Mineração artesanal ilegal ameaça a Amazônia e os povos indígenas no Brasil

Mineração artesanal ilegal ameaça a Amazônia e os povos indígenas no Brasil

RIO DE JANEIRO – A mineração artesanal, conhecida como “garimpo” no Brasil, voltou ao centro das atenções como um fator de mortalidade para o povo indígena yanomami, cujo território no extremo norte do Brasil sofre uma invasão mineradora constante, intensificada nos últimos anos.

Nos primeiros dias do ano, porta-vozes yanomamis denunciaram novas invasões e a suspensão dos serviços de saúde, além da violência dos garimpeiros, que coincidiu com a retirada dos militares de áreas que protegiam.

Além disso, os meios de comunicação publicaram novas fotos de crianças extremamente desnutridas. Diante disso, o governo prometeu estabelecer postos de atendimento e proteção permanente no território indígena.

Mas “lá não se faz garimpo, mas extração ilegal e desumana”, distingue Gilson Camboim, presidente da Cooperativa de Garimpeiros do Vale do Rio Peixoto (Coogavepe), que defende a sustentabilidade ambiental e social de sua atividade.

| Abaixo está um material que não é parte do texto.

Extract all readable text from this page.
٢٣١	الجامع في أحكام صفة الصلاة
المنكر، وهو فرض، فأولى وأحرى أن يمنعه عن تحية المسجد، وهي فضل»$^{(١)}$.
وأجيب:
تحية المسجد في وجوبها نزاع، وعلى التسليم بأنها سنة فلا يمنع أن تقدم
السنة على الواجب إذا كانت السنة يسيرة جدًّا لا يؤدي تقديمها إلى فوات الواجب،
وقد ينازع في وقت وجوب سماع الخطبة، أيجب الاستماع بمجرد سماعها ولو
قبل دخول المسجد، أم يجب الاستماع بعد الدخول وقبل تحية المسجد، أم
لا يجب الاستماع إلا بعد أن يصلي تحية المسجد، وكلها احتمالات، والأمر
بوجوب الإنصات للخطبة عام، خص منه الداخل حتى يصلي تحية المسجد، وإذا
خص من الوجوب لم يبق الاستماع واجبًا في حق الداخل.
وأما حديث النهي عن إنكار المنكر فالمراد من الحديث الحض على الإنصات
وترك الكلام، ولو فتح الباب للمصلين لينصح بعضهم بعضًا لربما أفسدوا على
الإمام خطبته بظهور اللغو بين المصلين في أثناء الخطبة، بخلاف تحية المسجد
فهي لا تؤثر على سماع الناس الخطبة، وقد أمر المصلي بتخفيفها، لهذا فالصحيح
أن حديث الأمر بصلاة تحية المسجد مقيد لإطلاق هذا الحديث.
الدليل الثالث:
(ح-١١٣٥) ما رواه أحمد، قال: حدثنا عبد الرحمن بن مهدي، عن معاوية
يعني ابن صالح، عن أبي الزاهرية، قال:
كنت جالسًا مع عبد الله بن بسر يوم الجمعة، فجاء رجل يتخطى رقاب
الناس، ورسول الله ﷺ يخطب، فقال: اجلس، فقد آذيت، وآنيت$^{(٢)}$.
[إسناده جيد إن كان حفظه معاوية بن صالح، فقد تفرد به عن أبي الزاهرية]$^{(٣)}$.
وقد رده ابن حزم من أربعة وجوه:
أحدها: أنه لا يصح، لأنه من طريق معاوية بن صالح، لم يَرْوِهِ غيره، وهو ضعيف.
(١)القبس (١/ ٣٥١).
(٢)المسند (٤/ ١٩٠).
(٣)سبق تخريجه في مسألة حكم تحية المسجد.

“Garimpo é uma mineração reconhecida pela Constituição brasileira, com legislação própria, que paga impostos, é praticada com licença ambiental e respeita as leis, emprega muitos trabalhadores, fortalece a economia e distribui renda”, defende Camboim por telefone, da sede de sua cooperativa em Peixoto de Azevedo, uma cidade de 33 mil habitantes no norte do estado de Mato Grosso.

A Coogavepe, que foi fundada em 2008 com 23 sócios, hoje possui 7 mil e busca promover o garimpo legal e práticas ambientais, como a restauração da área danificada pela mineração.

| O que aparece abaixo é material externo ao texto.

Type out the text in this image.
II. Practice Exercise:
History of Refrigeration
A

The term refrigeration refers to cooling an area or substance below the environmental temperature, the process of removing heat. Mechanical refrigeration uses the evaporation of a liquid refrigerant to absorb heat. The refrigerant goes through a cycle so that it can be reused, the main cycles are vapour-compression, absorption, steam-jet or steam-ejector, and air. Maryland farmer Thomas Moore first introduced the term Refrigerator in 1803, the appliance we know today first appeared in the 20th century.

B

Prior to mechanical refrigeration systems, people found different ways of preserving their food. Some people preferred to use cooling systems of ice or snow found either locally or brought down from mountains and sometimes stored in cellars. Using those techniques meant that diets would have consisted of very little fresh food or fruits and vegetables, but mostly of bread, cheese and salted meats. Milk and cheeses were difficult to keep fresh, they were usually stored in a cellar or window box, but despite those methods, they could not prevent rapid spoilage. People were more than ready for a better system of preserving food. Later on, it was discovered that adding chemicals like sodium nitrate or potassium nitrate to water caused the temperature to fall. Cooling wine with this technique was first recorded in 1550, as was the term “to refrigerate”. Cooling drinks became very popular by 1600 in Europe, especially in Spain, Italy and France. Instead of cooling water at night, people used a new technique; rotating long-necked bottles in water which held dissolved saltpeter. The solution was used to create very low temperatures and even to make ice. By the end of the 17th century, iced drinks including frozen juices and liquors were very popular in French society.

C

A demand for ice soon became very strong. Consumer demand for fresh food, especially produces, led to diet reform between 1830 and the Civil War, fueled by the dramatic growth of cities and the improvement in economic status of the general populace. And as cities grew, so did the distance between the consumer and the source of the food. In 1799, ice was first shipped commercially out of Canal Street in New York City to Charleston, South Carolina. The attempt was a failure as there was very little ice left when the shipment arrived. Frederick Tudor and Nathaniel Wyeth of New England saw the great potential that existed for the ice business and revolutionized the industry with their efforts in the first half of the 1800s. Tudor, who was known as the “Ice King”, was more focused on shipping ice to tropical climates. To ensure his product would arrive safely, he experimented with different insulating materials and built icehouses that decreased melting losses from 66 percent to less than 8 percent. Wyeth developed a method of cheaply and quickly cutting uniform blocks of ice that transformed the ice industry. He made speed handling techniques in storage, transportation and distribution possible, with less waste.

Mas é difícil salvar a reputação dessa parte legal de uma atividade cujos danos são conhecidos por fotos de crianças desnutridas, famílias dizimadas pela fome e pela malária, porque a invasão contamina os rios, mata os peixes e introduz doenças às quais os indígenas são vulneráveis por não terem desenvolvido defesas imunológicas.

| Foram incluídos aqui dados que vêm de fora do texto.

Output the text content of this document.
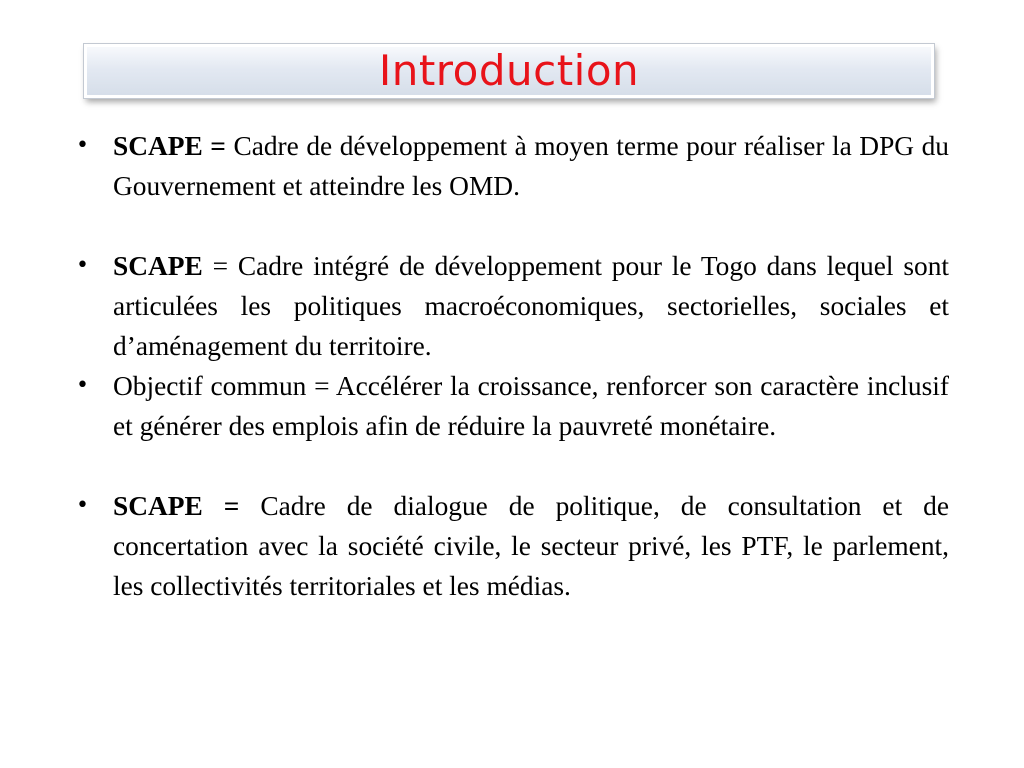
Introduction
• SCAPE = Cadre de développement à moyen terme pour réaliser la DPG du Gouvernement et atteindre les OMD.
• SCAPE = Cadre intégré de développement pour le Togo dans lequel sont articulées les politiques macroéconomiques, sectorielles, sociales et d’aménagement du territoire.
• Objectif commun = Accélérer la croissance, renforcer son caractère inclusif et générer des emplois afin de réduire la pauvreté monétaire.
• SCAPE = Cadre de dialogue de politique, de consultation et de concertation avec la société civile, le secteur privé, les PTF, le parlement, les collectivités territoriales et les médias.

Garimpeiros e mortes indígenas

A tragédia humanitária entre os yanomamis se tornou manchete em janeiro de 2023, quando o Sumaúma, um veículo digital da Amazônia, denunciou a morte de 570 crianças menores de cinco anos, por desnutrição e doenças evitáveis, durante o governo do ex-presidente de extrema-direita Jair Bolsonaro (2019-2022).

Luiz Inácio Lula da Silva, que assumiu a presidência em 1º de janeiro, visitou a terra yanomami e mobilizou seu governo para cuidar dos doentes e expulsar os invasores, destruindo seus equipamentos e acampamentos. Mas um ano depois, a retomada da invasão, da fome e das mortes voltou à tona.

Além disso, todo o setor extrativista tem uma imagem letal pelas tragédias provocadas pela mineração industrial. Duas barragens de rejeitos se romperam no estado de Minas Gerais em 2015 e 2019, matando 289 pessoas e poluindo um rio de 853 quilômetros e outro de 510 quilômetros.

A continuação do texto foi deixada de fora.